The audit must be reproducible
A credible audit has a defined entity scope, verified claims, intent scenarios, surface-specific metadata and complete answer records.
That foundation makes it possible to determine whether a problem concerns absence, recommendation role, source provenance, factual error or instability. The next article explains how to classify, interpret and report those findings.
The procedural distinction also follows the GEO control surface: brands can control parts of their information estate, influence parts of the wider source environment and observe outputs they do not directly control.
Discuss an AI visibility audit with Brand Semantics.
Sources and methodological notes
Google Search Central, AI features and your website. Used for AI Overviews, AI Mode, query fan-out, eligibility and technical foundations. The documentation does not disclose complete retrieval or source-selection mechanisms.

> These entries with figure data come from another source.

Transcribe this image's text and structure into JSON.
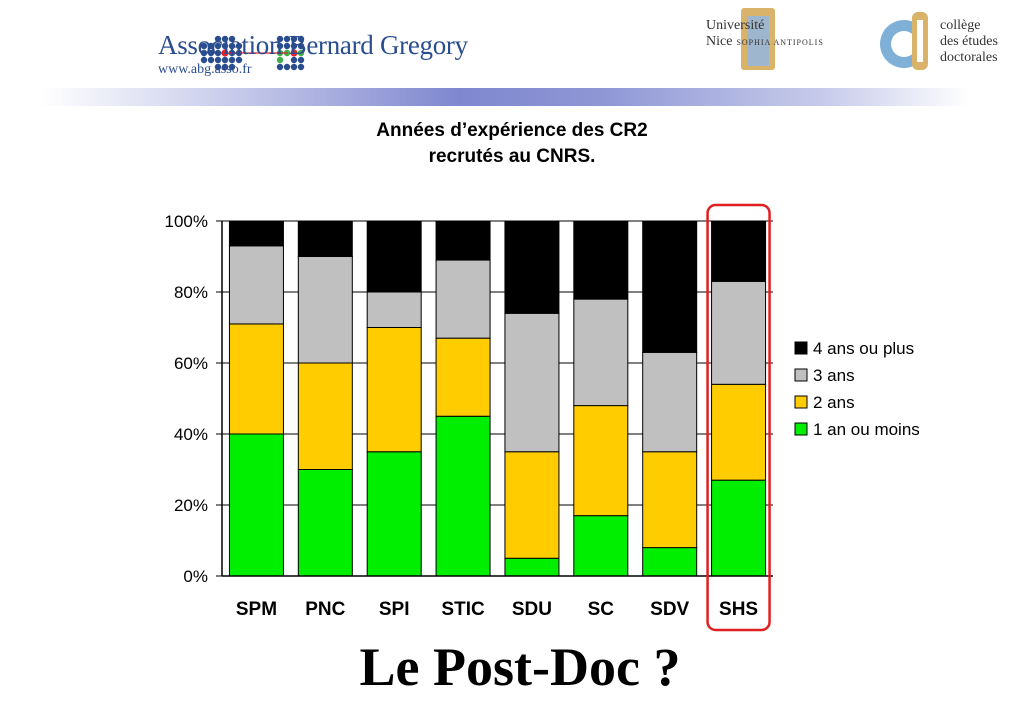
{
  "header": {
    "abg_name": "Association Bernard Gregory",
    "abg_url": "www.abg.asso.fr",
    "unice_top": "Université",
    "unice_bottom": "Nice",
    "unice_sub": "SOPHIA ANTIPOLIS",
    "ced_line1": "collège",
    "ced_line2": "des études",
    "ced_line3": "doctorales"
  },
  "slide_title": "Le Post-Doc ?",
  "colors": {
    "four_plus": "#000000",
    "three": "#c0c0c0",
    "two": "#ffcc00",
    "one": "#00ee00",
    "highlight": "#e02020"
  },
  "chart_data": {
    "type": "bar",
    "stacked": true,
    "percent": true,
    "title_line1": "Années d’expérience des CR2",
    "title_line2": "recrutés au CNRS.",
    "categories": [
      "SPM",
      "PNC",
      "SPI",
      "STIC",
      "SDU",
      "SC",
      "SDV",
      "SHS"
    ],
    "series": [
      {
        "name": "1 an ou moins",
        "values": [
          40,
          30,
          35,
          45,
          5,
          17,
          8,
          27
        ]
      },
      {
        "name": "2 ans",
        "values": [
          31,
          30,
          35,
          22,
          30,
          31,
          27,
          27
        ]
      },
      {
        "name": "3 ans",
        "values": [
          22,
          30,
          10,
          22,
          39,
          30,
          28,
          29
        ]
      },
      {
        "name": "4 ans ou plus",
        "values": [
          7,
          10,
          20,
          11,
          26,
          22,
          37,
          17
        ]
      }
    ],
    "y_ticks": [
      "0%",
      "20%",
      "40%",
      "60%",
      "80%",
      "100%"
    ],
    "ylim": [
      0,
      100
    ],
    "legend_position": "right",
    "legend_order": [
      "4 ans ou plus",
      "3 ans",
      "2 ans",
      "1 an ou moins"
    ],
    "grid": true,
    "highlighted_category": "SHS"
  }
}
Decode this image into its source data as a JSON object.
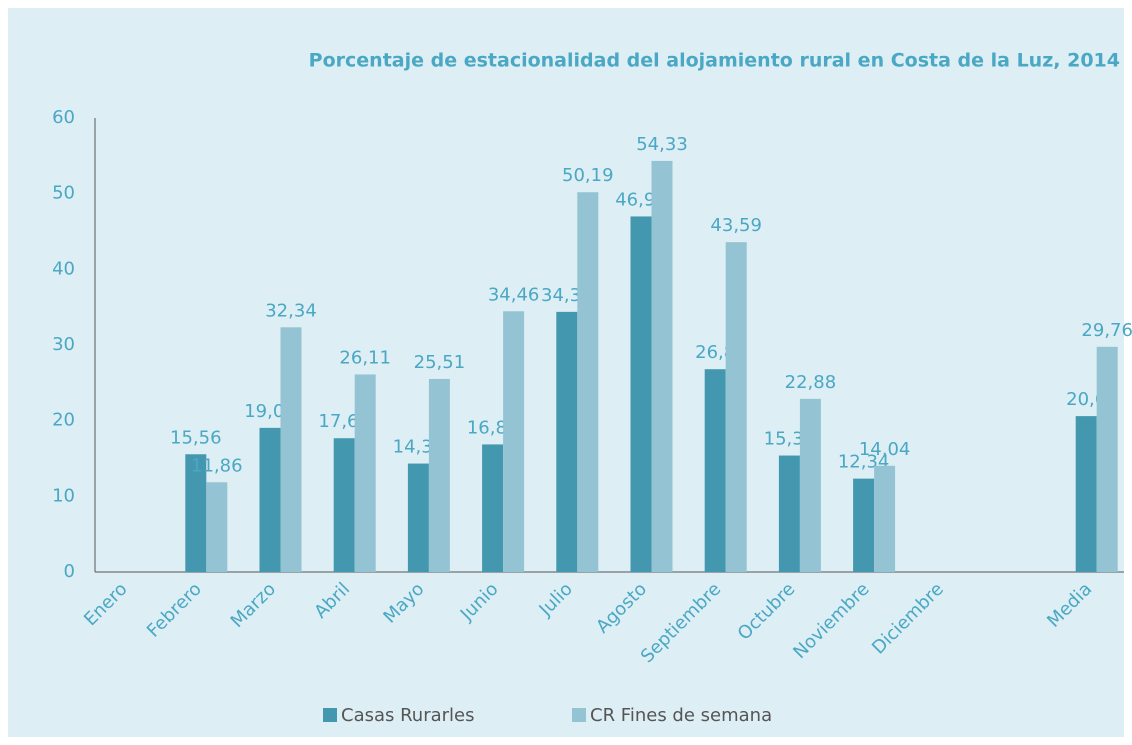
{
  "chart_data": {
    "type": "bar",
    "title": "Porcentaje de estacionalidad del alojamiento rural en Costa de la Luz, 2014",
    "categories": [
      "Enero",
      "Febrero",
      "Marzo",
      "Abril",
      "Mayo",
      "Junio",
      "Julio",
      "Agosto",
      "Septiembre",
      "Octubre",
      "Noviembre",
      "Diciembre",
      null,
      "Media"
    ],
    "series": [
      {
        "name": "Casas Rurarles",
        "color": "#4398b0",
        "values": [
          null,
          15.56,
          19.05,
          17.68,
          14.33,
          16.86,
          34.38,
          46.99,
          26.8,
          15.39,
          12.34,
          null,
          null,
          20.6
        ],
        "value_labels": [
          null,
          "15,56",
          "19,05",
          "17,68",
          "14,33",
          "16,86",
          "34,38",
          "46,99",
          "26,8",
          "15,39",
          "12,34",
          null,
          null,
          "20,6"
        ]
      },
      {
        "name": "CR Fines de semana",
        "color": "#94c4d4",
        "values": [
          null,
          11.86,
          32.34,
          26.11,
          25.51,
          34.46,
          50.19,
          54.33,
          43.59,
          22.88,
          14.04,
          null,
          null,
          29.76
        ],
        "value_labels": [
          null,
          "11,86",
          "32,34",
          "26,11",
          "25,51",
          "34,46",
          "50,19",
          "54,33",
          "43,59",
          "22,88",
          "14,04",
          null,
          null,
          "29,76"
        ]
      }
    ],
    "ylim": [
      0,
      60
    ],
    "yticks": [
      0,
      10,
      20,
      30,
      40,
      50,
      60
    ],
    "grid": false,
    "legend": "bottom"
  }
}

OpenAI Help Center, ChatGPT Search, and OpenAI, Overview of OpenAI Crawlers. Used for Search behaviour, query rewriting, location, Memory and distinctions between OAI-SearchBot, GPTBot and ChatGPT-User.
Perplexity, Perplexity Crawlers. Used for the distinction between PerplexityBot and Perplexity-User.
Anthropic, crawler guidance and Web search tool. Used for Claude-SearchBot, Claude-User and API search controls. API documentation is not treated as a complete description of the public interface.
Microsoft, Copilot Search in Bing. Used for Bing grounding, additional searches, cited sources and the distinction between used sources and related links.
DeepSeek, API documentation. Used to identify the limit of the public technical documentation; no undocumented retrieval mechanism is inferred.
Ronald Sielinski, Quantifying Uncertainty in AI Visibility, and Julius Schulte, Malte Bleeker and Philipp Kaufmann, Don’t Measure Once. Both are 2026 preprints used to support repeated measurement rather than one-off testing.